StringJoin[Flatten[Table[RandomSample[vars], {i, 10}]]]
Ad32[StringJoin[%]]
Hash[StringJoin[%%], "Adler32"]
% == %%

out1

This is not a collision, but allows us to proceed by splitting apart the first and second summation, which the hash computes as intermediary:

Ad32Part[str_] := With[{vals = FoldList[Plus, 1,
      ToCharacterCode[str]][[2 ;; -1]]},
  Mod[{vals[[-1]], Total[vals]}, 65521]]
Ad32Part["Wikipedia"]

This function can be called time and again by whatever black magic manages to reverse engineer the summation process and force convergence to zero. We found the following:

update1[str1_, str2_] := Module[{
   vals = Ad32Part[#][[1]] & /@ {str1, str2},
   salt = SortBy[RandomSample[vars][[1 ;; 2]],
     ToCharacterCode[#] &], vals2, strs},
  vals2 = If[Subtract @@ vals < 0, Reverse@vals, vals];
  strs = If[Subtract @@ vals < 0, {str2, str1}, {str1, str2}];
  If[Subtract @@ vals2 < 26,
   {FromCharacterCode[90 - Subtract @@ vals2] <> strs[[1]], 
    "Z" <> strs[[2]]},
   {salt[[1]] <> strs[[1]], salt[[2]] <> strs[[2]]}]]

update2[str1_, str2_] := Module[{
   vals = Ad32Part[#][[2]] & /@ {str1, str2},
   salt = SortBy[RandomSample[vars][[1 ;; 2]],
     ToCharacterCode[#] &], vals2, strs},
  vals2 = If[Subtract @@ vals < 0, Reverse@vals, vals];
  strs = If[Subtract @@ vals < 0, {str2, str1}, {str1, str2}];
  If[Subtract @@ vals2 < 26,
   {FromCharacterCode[90 - Subtract @@ vals2] <> "Z" <> strs[[1]],
    "Z" <> FromCharacterCode[90 - Subtract @@ vals2] <> strs[[2]]},
   {salt[[1]] <> salt[[2]] <> strs[[1]], 
    salt[[2]] <> salt[[1]] <> strs[[2]]}]]

Ad32Collide[init_] := 
 NestWhile[update2 @@ # &, NestWhile[update1 @@ # &,
   init, Part[Subtract @@ (Ad32Part /@ #), 1] != 0 &],
  Part[Subtract @@ (Ad32Part /@ #), 2] != 0 &]

With nice similarities between subfunctions Update1 and Update2. As long as we input randomized strings drawn from the alphabetic lexicon, the function Ad32Collide should always halt and return inputs with identical Adler32 hash values, example:

str1 = StringJoin[RandomChoice[vars, 200]]
str2 = StringJoin[RandomChoice[vars, 200]]
AbsoluteTiming[Ad32Collide[{str1, str2}]]
(Hash[#, "Adler32"] & /@ %[[2]])
Subtract @@ %

out2

The above is a relatively nice output, with a short prefix. Here's another example with probably too much textual bloating, but it prints zero nonetheless:

out3

Questions for students. Prove halting of Ad32Collide and discuss possible performance issues. Design another, better Ad32Collide and explain its relative pros and cons.

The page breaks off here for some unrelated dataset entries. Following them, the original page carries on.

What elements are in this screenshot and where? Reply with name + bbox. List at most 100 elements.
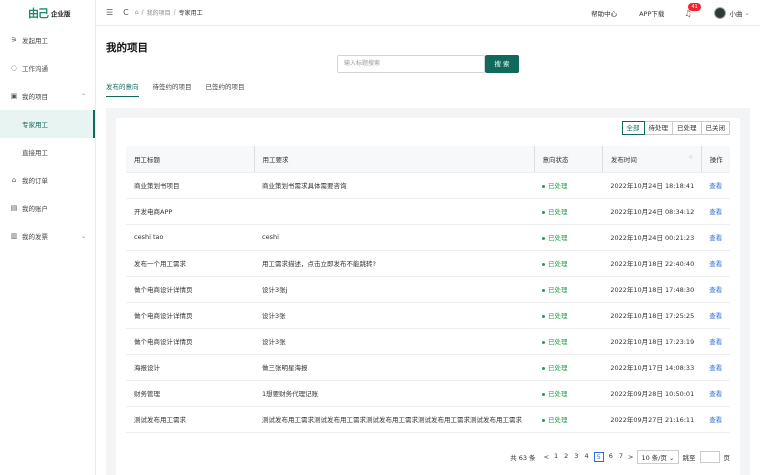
page-number[interactable]: 6 (608, 452, 614, 462)
cell-status: 已处理 (534, 250, 603, 277)
page-number[interactable]: 1 (553, 452, 559, 462)
col-requirement: 用工要求 (254, 146, 535, 173)
help-center-link[interactable]: 帮助中心 (591, 8, 617, 18)
status-text: 已处理 (548, 260, 568, 268)
sidebar-item-orders[interactable]: ⌂ 我的订单 (0, 166, 95, 194)
sidebar-item-label: 发起用工 (22, 37, 48, 45)
view-link[interactable]: 查看 (701, 198, 730, 225)
cell-time: 2022年10月18日 17:48:30 (602, 276, 702, 303)
table-row: 发布一个用工需求 用工需求描述，点击立即发布不能跳转? 已处理 2022年10月18日… (126, 250, 730, 277)
brand-logo[interactable]: 由己 企业版 (0, 0, 95, 26)
user-name[interactable]: 小曲 (730, 8, 743, 18)
view-link[interactable]: 查看 (701, 224, 730, 251)
cell-title: 做个电商设计详情页 (126, 328, 254, 355)
cell-requirement (254, 198, 535, 225)
menu-icon[interactable]: ☰ (106, 8, 113, 17)
chevron-down-icon[interactable]: ⌄ (745, 9, 750, 17)
table-header-row: 用工标题 用工要求 意向状态 发布时间 ◇ 操作 (126, 146, 730, 173)
table-row: 财务管理 1想要财务代理记账 已处理 2022年09月28日 10:50:01 查看 (126, 380, 730, 407)
pagination-prev[interactable]: < (544, 453, 549, 461)
page-number[interactable]: 7 (618, 452, 624, 462)
filter-closed[interactable]: 已关闭 (700, 121, 730, 135)
view-link[interactable]: 查看 (701, 276, 730, 303)
tab-published-intents[interactable]: 发布的意向 (106, 81, 139, 97)
view-link[interactable]: 查看 (701, 302, 730, 329)
pagination: 共 63 条 < 1234567 > 10 条/页 ⌄ 跳至 页 (510, 450, 730, 464)
filter-pending[interactable]: 待处理 (643, 121, 673, 135)
filter-all[interactable]: 全部 (621, 121, 645, 135)
sidebar-item-projects[interactable]: ▣ 我的项目 ⌃ (0, 82, 95, 110)
home-icon[interactable]: ⌂ (135, 9, 139, 16)
view-link[interactable]: 查看 (701, 172, 730, 199)
breadcrumb-item[interactable]: 我的项目 (147, 8, 171, 17)
status-dot (542, 184, 546, 188)
search-input[interactable]: 输入标题搜索 (337, 55, 485, 73)
breadcrumb-current: 专家用工 (178, 10, 203, 17)
cell-requirement: ceshi (254, 224, 535, 251)
status-dot (542, 340, 546, 344)
sidebar-subitem-expert-job[interactable]: 专家用工 (0, 110, 95, 138)
page-numbers: 1234567 (553, 452, 624, 462)
table-row: ceshi tao ceshi 已处理 2022年10月24日 00:21:23 查看 (126, 224, 730, 251)
cell-requirement: 设计3张j (254, 276, 535, 303)
invoice-icon: ▥ (10, 232, 18, 240)
col-title: 用工标题 (126, 146, 255, 173)
page-size-select[interactable]: 10 条/页 ⌄ (637, 450, 679, 464)
sidebar-item-send-job[interactable]: ⚞ 发起用工 (0, 26, 95, 54)
status-dot (542, 418, 546, 422)
col-action: 操作 (701, 146, 730, 173)
sidebar-item-invoices[interactable]: ▥ 我的发票 ⌄ (0, 222, 95, 250)
refresh-icon[interactable]: C (123, 8, 129, 17)
status-text: 已处理 (548, 416, 568, 424)
cell-requirement: 1想要财务代理记账 (254, 380, 535, 407)
cell-title: ceshi tao (126, 224, 254, 251)
sidebar-item-account[interactable]: ▤ 我的账户 (0, 194, 95, 222)
col-time[interactable]: 发布时间 ◇ (602, 146, 702, 173)
cell-status: 已处理 (534, 198, 603, 225)
chevron-up-icon: ⌃ (80, 92, 86, 100)
status-text: 已处理 (548, 234, 568, 242)
cell-title: 海报设计 (126, 354, 254, 381)
view-link[interactable]: 查看 (701, 406, 730, 433)
app-download-link[interactable]: APP下载 (639, 8, 664, 18)
view-link[interactable]: 查看 (701, 354, 730, 381)
cell-status: 已处理 (534, 380, 603, 407)
cell-title: 做个电商设计详情页 (126, 276, 254, 303)
page-number[interactable]: 4 (583, 452, 589, 462)
sort-icon[interactable]: ◇ (689, 154, 693, 160)
avatar[interactable] (713, 7, 726, 19)
bell-icon[interactable]: ♫ 41 (684, 2, 701, 18)
search-button[interactable]: 搜 索 (485, 55, 519, 73)
page-number[interactable]: 2 (563, 452, 569, 462)
tab-signed[interactable]: 已签约的项目 (206, 81, 245, 97)
view-link[interactable]: 查看 (701, 380, 730, 407)
intent-table: 用工标题 用工要求 意向状态 发布时间 ◇ 操作 商业策划书项目 商业策划书需求具… (126, 146, 730, 433)
cell-title: 财务管理 (126, 380, 254, 407)
page-number[interactable]: 5 (593, 452, 604, 462)
cell-title: 商业策划书项目 (126, 172, 254, 199)
status-text: 已处理 (548, 182, 568, 190)
status-dot (542, 366, 546, 370)
cell-time: 2022年10月24日 18:18:41 (602, 172, 702, 199)
page-title: 我的项目 (106, 42, 148, 54)
sidebar-item-label: 我的发票 (22, 233, 48, 241)
notification-badge: 41 (688, 2, 701, 11)
filter-processed[interactable]: 已处理 (672, 121, 702, 135)
sidebar-item-chat[interactable]: ◌ 工作沟通 (0, 54, 95, 82)
status-text: 已处理 (548, 390, 568, 398)
tab-pending-sign[interactable]: 待签约的项目 (153, 81, 192, 97)
view-link[interactable]: 查看 (701, 250, 730, 277)
page-number[interactable]: 3 (573, 452, 579, 462)
cell-time: 2022年09月27日 21:16:11 (602, 406, 702, 433)
view-link[interactable]: 查看 (701, 328, 730, 355)
sidebar-subitem-direct-job[interactable]: 直接用工 (0, 138, 95, 166)
cell-time: 2022年10月24日 08:34:12 (602, 198, 702, 225)
col-status: 意向状态 (534, 146, 603, 173)
goto-label: 跳至 (682, 454, 696, 462)
status-dot (542, 262, 546, 266)
goto-page-input[interactable] (699, 451, 720, 463)
status-text: 已处理 (548, 208, 568, 216)
cell-time: 2022年10月18日 17:25:25 (602, 302, 702, 329)
pagination-next[interactable]: > (628, 453, 633, 461)
status-text: 已处理 (548, 312, 568, 320)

The good news is that security researchers already understand the limitations of Adler32. The bad news is that "MD5" and "SHA" are both broken. For another relevant example, consider the given md5 checksum "259a0b9688fa1829924497ef355816de" (source). An adversary who has access to the Mathematica source could possibly serve you a surreptitious installation file:

local://Mathematica_${pkgver}_LINUX.sh

When pacman gets to "check integrity" (Cf. pkgbuild#Integrity) it can not detect a collision hidden by either md5 or sha1. Even though we assume the staff at W.R. trustworthy, be aware of the possibility of other rogue packages!

The other bad news is that the analogy between sha1 and sha2 implies that sha2 could see similar breaking someday in the future. What is going to happen when hashclash meets hashcash?